BISMARCK, N.D. – With the announcement that the first person to be diagnosed with Ebola while in the U.S. has died, state health officials are preparing for if – or when – the deadly virus will appear locally.

Michelle Feist, an epidemiologist at the North Dakota Department of Health, says planning has been underway for some time, and key to the efforts is keeping in regular contact with all the stakeholders on what preparations and precautions to take.

"Reaching out to the medical community, the university systems and other organizations here in the state, businesses as well,” she explains. “So, we've been continuing to work with those avenues to make sure that the right people have information so that they can prepare as well."

The U.S. Ebola patient who died Wednesday was 42-year-old Thomas Duncan, who had traveled from his home in Liberia and was visiting family in Texas when he became ill last month.

Those with whom Duncan had contact continue to be monitored in isolation, but none has shown any symptoms thus far.

While the Texas case is a long way from the state, and the real outbreak is currently centered in three African countries, Feist says North Dakota is not immune.
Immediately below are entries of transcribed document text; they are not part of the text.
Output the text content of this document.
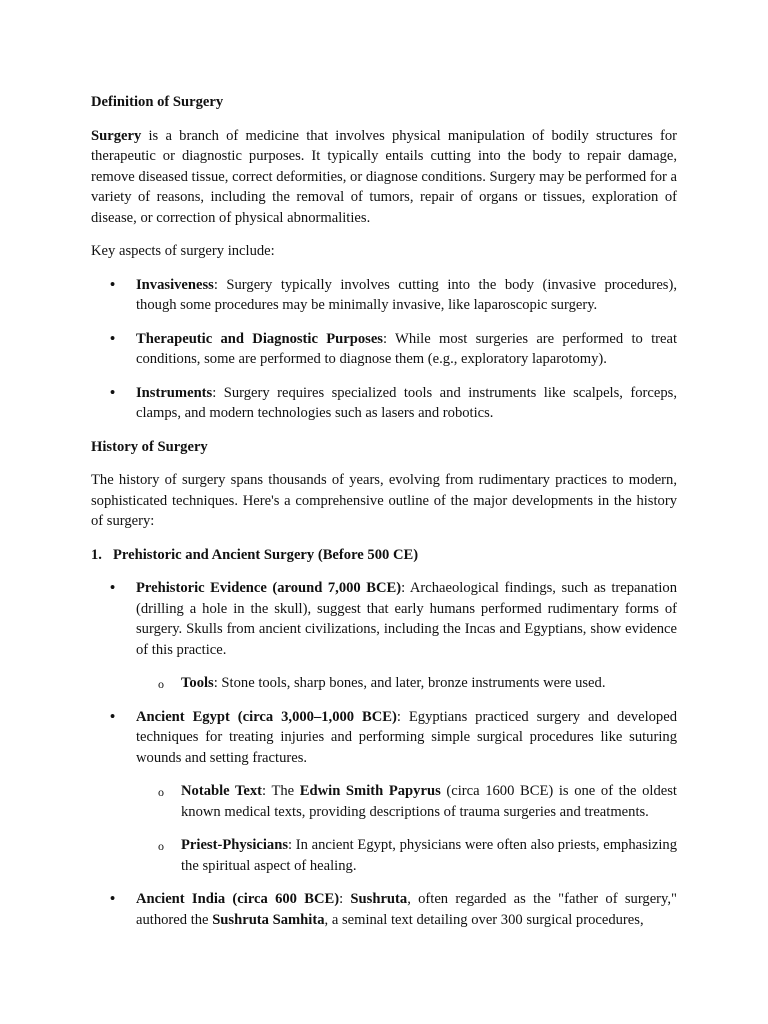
Definition of Surgery

Surgery is a branch of medicine that involves physical manipulation of bodily structures for therapeutic or diagnostic purposes. It typically entails cutting into the body to repair damage, remove diseased tissue, correct deformities, or diagnose conditions. Surgery may be performed for a variety of reasons, including the removal of tumors, repair of organs or tissues, exploration of disease, or correction of physical abnormalities.

Key aspects of surgery include:

• Invasiveness: Surgery typically involves cutting into the body (invasive procedures), though some procedures may be minimally invasive, like laparoscopic surgery.
• Therapeutic and Diagnostic Purposes: While most surgeries are performed to treat conditions, some are performed to diagnose them (e.g., exploratory laparotomy).
• Instruments: Surgery requires specialized tools and instruments like scalpels, forceps, clamps, and modern technologies such as lasers and robotics.

History of Surgery

The history of surgery spans thousands of years, evolving from rudimentary practices to modern, sophisticated techniques. Here's a comprehensive outline of the major developments in the history of surgery:

1. Prehistoric and Ancient Surgery (Before 500 CE)
• Prehistoric Evidence (around 7,000 BCE): Archaeological findings, such as trepanation (drilling a hole in the skull), suggest that early humans performed rudimentary forms of surgery. Skulls from ancient civilizations, including the Incas and Egyptians, show evidence of this practice.
o Tools: Stone tools, sharp bones, and later, bronze instruments were used.
• Ancient Egypt (circa 3,000–1,000 BCE): Egyptians practiced surgery and developed techniques for treating injuries and performing simple surgical procedures like suturing wounds and setting fractures.
o Notable Text: The Edwin Smith Papyrus (circa 1600 BCE) is one of the oldest known medical texts, providing descriptions of trauma surgeries and treatments.
o Priest-Physicians: In ancient Egypt, physicians were often also priests, emphasizing the spiritual aspect of healing.
• Ancient India (circa 600 BCE): Sushruta, often regarded as the "father of surgery," authored the Sushruta Samhita, a seminal text detailing over 300 surgical procedures,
"Just because we're a smaller state and we don't have an international airport in North Dakota that doesn't mean that traveling doesn't occur in the state,” she stresses. “So our message is that it can happen in a community even in North Dakota, even in a small community in North Dakota. So everyone should be prepared and ready for that."

According to the Centers for Disease Control and Prevention (CDC), the 2014 Ebola epidemic in West Africa is the largest in history.

There have been nearly 7,500 cases and 3,500 deaths to date, with widespread transmission in the countries of Guinea, Liberia and Sierra Leone.